Hawaiian Airlines fined for mishandled baggage liability, full-fare advertising

Hawaiian Airlines

The U.S. Department of Transportation announced that Hawaiian Airlines violated federal rules on liability for mishandled domestic baggage and full-fare advertising.

The Department fined the carrier $160,000 and ordered it to cease and desist from further violations.

“Consumers deserve truth in advertising, and fair treatment when airlines lose or damage their property,” U.S. Transportation Secretary Anthony Foxx said. “We will continue to make sure airlines comply with DOT’s consumer protection rules.”

In response to a consumer complaint, DOT’s Office of Aviation Enforcement and Proceedings (Enforcement Office) investigated Hawaiian’s handling of monetary claims for mishandled checked baggage on domestic flights. The review revealed that Hawaiian limited reimbursement for damages associated with delayed baggage to $30 a day for a maximum of three days, limiting its liability to an amount far less than the $3,400 minimum level required by federal law.
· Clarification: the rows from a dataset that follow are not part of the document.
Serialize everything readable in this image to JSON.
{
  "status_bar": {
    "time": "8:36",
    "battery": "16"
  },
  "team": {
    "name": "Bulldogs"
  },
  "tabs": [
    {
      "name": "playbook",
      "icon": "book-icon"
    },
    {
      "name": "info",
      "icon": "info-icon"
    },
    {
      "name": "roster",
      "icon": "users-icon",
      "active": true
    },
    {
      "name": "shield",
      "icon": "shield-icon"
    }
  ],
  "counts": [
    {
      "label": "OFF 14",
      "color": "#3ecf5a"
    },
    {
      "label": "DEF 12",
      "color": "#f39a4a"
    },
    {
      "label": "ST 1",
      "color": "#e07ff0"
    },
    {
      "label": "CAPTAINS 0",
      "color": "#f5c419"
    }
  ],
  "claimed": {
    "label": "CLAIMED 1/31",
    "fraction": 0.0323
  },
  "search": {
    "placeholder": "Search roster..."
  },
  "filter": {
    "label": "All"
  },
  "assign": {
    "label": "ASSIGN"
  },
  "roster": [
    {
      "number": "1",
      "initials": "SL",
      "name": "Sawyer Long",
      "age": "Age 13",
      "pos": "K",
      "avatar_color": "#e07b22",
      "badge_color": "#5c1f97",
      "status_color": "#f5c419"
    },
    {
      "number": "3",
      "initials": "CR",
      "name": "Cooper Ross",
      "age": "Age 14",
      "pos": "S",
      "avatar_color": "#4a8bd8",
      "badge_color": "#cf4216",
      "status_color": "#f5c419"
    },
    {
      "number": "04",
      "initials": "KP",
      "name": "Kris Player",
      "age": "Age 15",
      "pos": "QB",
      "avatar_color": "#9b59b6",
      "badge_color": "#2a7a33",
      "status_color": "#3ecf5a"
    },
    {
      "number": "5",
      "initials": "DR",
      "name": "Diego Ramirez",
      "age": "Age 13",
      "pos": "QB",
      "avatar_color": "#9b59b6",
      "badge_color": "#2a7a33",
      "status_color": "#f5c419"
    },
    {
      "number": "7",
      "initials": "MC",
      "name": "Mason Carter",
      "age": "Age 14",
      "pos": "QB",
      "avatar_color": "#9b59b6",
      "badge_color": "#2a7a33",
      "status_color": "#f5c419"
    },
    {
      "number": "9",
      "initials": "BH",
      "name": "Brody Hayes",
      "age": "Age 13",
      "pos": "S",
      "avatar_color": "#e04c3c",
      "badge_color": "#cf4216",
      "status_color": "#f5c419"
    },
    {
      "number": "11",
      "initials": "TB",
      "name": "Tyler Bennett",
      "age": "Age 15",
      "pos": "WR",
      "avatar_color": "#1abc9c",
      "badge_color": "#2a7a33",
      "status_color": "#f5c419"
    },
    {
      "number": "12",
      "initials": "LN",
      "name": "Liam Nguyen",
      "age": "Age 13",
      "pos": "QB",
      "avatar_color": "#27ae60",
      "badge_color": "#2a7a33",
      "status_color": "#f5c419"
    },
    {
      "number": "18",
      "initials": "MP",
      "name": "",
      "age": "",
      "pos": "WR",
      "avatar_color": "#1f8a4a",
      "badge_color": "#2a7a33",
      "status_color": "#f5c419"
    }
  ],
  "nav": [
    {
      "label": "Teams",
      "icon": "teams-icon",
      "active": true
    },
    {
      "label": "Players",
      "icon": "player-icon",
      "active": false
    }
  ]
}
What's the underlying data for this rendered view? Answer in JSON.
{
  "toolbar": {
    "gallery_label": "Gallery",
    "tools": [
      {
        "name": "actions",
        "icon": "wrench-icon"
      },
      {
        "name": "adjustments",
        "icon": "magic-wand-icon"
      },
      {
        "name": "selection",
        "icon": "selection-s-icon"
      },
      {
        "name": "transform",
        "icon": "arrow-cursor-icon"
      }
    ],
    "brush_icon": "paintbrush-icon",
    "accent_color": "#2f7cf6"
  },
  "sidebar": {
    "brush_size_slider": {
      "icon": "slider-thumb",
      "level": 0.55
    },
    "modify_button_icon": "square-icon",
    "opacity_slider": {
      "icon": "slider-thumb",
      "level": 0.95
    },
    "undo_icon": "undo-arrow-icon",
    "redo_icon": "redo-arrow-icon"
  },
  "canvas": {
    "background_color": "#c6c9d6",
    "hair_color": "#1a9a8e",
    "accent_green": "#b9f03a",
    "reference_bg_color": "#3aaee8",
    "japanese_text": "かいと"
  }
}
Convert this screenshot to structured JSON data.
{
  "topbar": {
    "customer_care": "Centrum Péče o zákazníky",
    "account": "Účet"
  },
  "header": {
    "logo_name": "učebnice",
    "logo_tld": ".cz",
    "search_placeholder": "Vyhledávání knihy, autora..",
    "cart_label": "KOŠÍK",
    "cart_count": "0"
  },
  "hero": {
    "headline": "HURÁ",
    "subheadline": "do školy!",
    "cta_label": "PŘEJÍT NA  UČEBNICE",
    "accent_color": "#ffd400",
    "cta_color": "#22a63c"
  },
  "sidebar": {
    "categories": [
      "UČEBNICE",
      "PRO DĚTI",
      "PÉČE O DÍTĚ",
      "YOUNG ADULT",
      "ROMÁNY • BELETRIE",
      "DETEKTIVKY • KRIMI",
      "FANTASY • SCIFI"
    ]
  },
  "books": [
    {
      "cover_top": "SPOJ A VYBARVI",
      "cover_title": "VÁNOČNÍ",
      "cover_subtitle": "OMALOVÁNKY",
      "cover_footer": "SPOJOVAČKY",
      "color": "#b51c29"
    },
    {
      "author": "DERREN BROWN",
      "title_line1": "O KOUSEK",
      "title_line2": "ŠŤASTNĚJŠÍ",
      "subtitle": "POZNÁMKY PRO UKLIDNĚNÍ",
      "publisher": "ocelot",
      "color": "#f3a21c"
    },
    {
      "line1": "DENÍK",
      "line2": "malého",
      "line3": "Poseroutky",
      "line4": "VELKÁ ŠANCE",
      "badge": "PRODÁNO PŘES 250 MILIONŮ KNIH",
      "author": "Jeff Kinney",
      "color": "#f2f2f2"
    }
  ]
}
In addition, the Enforcement Office investigated a promotional program associated with the Hawaiian Visa Signature credit card program. Hawaiian advertised a “one-time 50% round-trip companion travel discount” for flights between North America and Hawaii if consumers signed up for the credit card. However, consumers who obtained the card and attempted to use the discount on a fare advertised on the Hawaiian website were automatically provided a higher fare when they attempted to apply the 50 percent discount. By advertising a travel discount on fares that effectively was not available, Hawaiian violated the full fare advertising rule.

In response, Hawaiian Airlines issued the following statement:

The U.S. DOT review revealed inconsistencies in the application of our baggage claims policy in 2013 that we have already corrected. As the DOT notes in its finding, we have updated our policies and embarked on employee training to make sure our policies are consistently followed.

The promotional fare problem with our former Visa card product resulted from a computer glitch created when we updated our computerized fare system. As the DOT notes in its finding, this was a one-time issue and Hawaiian acted promptly to resolve the glitch.

The consent order is available at www.regulations.gov, docket DOT-OST-2015-0002 (.pdf).